That’s that dark place I crumbled to last night and this morning. And You were not lost and gone, not hiding from me. You were right here and You guided me to a memory. The memory of a trip we took in 2016 to Alberta, our last trip to Alberta (apart from the huge trip across the continent to the shores of the Atlantic). We took a different route, a longer one, the one leading up North toward Valemount and through Highway 16 toward Jasper. But first, before reaching Jasper, one has to drive with the view of the massive, majestic Mount Robson. The highest mountain in the Canadian Rockies. Many, many years earlier I did a little climbing on this giant. Never reached the top, nor did I attempt to.
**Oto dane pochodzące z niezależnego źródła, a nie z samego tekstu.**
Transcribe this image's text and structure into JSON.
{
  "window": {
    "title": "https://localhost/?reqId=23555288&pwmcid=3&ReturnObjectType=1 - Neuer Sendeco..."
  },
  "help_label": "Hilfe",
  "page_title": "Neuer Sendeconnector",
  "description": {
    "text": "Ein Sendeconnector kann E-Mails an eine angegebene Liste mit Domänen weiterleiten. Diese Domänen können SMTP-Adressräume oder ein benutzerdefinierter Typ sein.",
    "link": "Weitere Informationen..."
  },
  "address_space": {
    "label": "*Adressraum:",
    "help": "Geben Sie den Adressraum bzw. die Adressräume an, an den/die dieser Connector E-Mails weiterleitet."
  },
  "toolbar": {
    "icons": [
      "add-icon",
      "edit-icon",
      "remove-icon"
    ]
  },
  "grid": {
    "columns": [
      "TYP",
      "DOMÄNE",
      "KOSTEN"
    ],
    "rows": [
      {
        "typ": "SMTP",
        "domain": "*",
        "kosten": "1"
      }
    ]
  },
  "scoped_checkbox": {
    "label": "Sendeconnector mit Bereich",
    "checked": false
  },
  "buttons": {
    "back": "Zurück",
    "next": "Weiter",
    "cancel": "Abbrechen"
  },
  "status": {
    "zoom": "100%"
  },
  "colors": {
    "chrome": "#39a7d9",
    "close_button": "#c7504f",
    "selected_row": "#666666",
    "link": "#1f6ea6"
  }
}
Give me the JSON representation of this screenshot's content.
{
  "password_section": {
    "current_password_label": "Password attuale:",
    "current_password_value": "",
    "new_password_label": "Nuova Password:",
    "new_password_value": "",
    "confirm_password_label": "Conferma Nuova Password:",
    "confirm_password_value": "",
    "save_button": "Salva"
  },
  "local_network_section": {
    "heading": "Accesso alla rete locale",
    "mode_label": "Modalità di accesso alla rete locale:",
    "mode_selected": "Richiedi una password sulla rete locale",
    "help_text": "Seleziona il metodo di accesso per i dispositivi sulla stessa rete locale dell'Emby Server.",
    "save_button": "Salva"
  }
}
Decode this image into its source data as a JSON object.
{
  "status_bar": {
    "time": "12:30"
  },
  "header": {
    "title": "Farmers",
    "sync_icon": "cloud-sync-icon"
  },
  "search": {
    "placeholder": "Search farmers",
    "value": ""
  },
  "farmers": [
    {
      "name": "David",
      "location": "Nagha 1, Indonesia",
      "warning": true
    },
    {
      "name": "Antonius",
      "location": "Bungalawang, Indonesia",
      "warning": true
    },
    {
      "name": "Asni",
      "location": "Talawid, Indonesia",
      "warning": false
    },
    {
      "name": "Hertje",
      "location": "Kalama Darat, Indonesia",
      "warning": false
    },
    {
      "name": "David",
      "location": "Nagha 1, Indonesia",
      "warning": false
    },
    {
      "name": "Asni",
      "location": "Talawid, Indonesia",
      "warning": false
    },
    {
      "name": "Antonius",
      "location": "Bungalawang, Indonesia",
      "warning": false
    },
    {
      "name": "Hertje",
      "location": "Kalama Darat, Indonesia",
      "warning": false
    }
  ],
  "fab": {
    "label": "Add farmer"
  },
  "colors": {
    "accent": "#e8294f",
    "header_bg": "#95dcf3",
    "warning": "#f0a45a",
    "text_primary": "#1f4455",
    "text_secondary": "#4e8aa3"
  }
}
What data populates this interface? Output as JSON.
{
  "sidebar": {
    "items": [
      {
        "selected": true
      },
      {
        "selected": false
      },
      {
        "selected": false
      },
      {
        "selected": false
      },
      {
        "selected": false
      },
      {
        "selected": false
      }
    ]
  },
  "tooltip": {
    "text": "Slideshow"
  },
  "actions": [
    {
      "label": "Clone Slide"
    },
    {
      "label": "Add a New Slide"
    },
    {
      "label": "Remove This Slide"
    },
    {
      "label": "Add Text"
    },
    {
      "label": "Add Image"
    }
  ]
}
Just wanted to do a bit of climbing on it and remember reaching some shelf-ledge on its steep wall, sitting on that ledge, and be amazed by the panoramic view in front.  In 2016 we reversed the roles, we were the ones at the bottom in some valley, and the huge giant was looking at us from high above.  It was amazing, the day was sunny, and practically there was no traffic. Remember embracing John and we both just admired the view.  It felt good. We both liked going back on many visits to Alberta, especially John. After all, it was his home, where he grew up, where he went to school, his adolescence … and us at the end. We met there, and fell in love. That memory of that trip lifted me from that awful pit I fell into again.

Nasz świat alternatywny

Zagubienie

Dużo tego wokół.

Coś stale się dzieje,

jakieś dni mijają,

kolejne nadchodzą

w dziwnym marszu

brzasków i zachodów.


Przyzwyczaiłem się już

i do smutku i do żalu.

Ale dalej nic z tego

zrozumieć nie potrafię.

Coś kiedyś zaczęliśmy

i mieliśmy gdzieś skończyć,

dokądś dojść. A nie doszliśmy,

nie skończyliśmy. Dlaczego?


Byłeś i nie ma cię.

Brak w tym zupełnie

jakiejkolwiek logiki,

sensu lub choćby

symboliki czegokolwiek.

Po co ja zostałem?

W rozgardiaszu rzeczy ważnych

zapomniał Los o takim drobiazgu?


Jak jedna litera

może być słowem?

Jak słowo może być

zdaniem o czymkolwiek?

To obcy mi język

i niezrozumiały.

31.01.24

Świat stał się czymś spoza, jakby zaistniał obok. Widzę go przez okno, czasem wychodzę do niego jakieś sprawy załatwić, coś zrobić, pojechać na jakąś plażę, pójść na koncert lub wystawę.  Gdy wracam do domu gdzie on nie istnieje, zostawiam go za drzwiami i za oknem. Nie potrzebny mi do niczego. Tylko przeszkadza swoim tłokiem, gadatliwością i kompletną powierzchownością. Jakby tym całym i stałym ślinotokiem słów usiłował nadać pozory ich głębokości, ważkości. A w sumie to kompletna płycizna ledwie stopy łechtająca. 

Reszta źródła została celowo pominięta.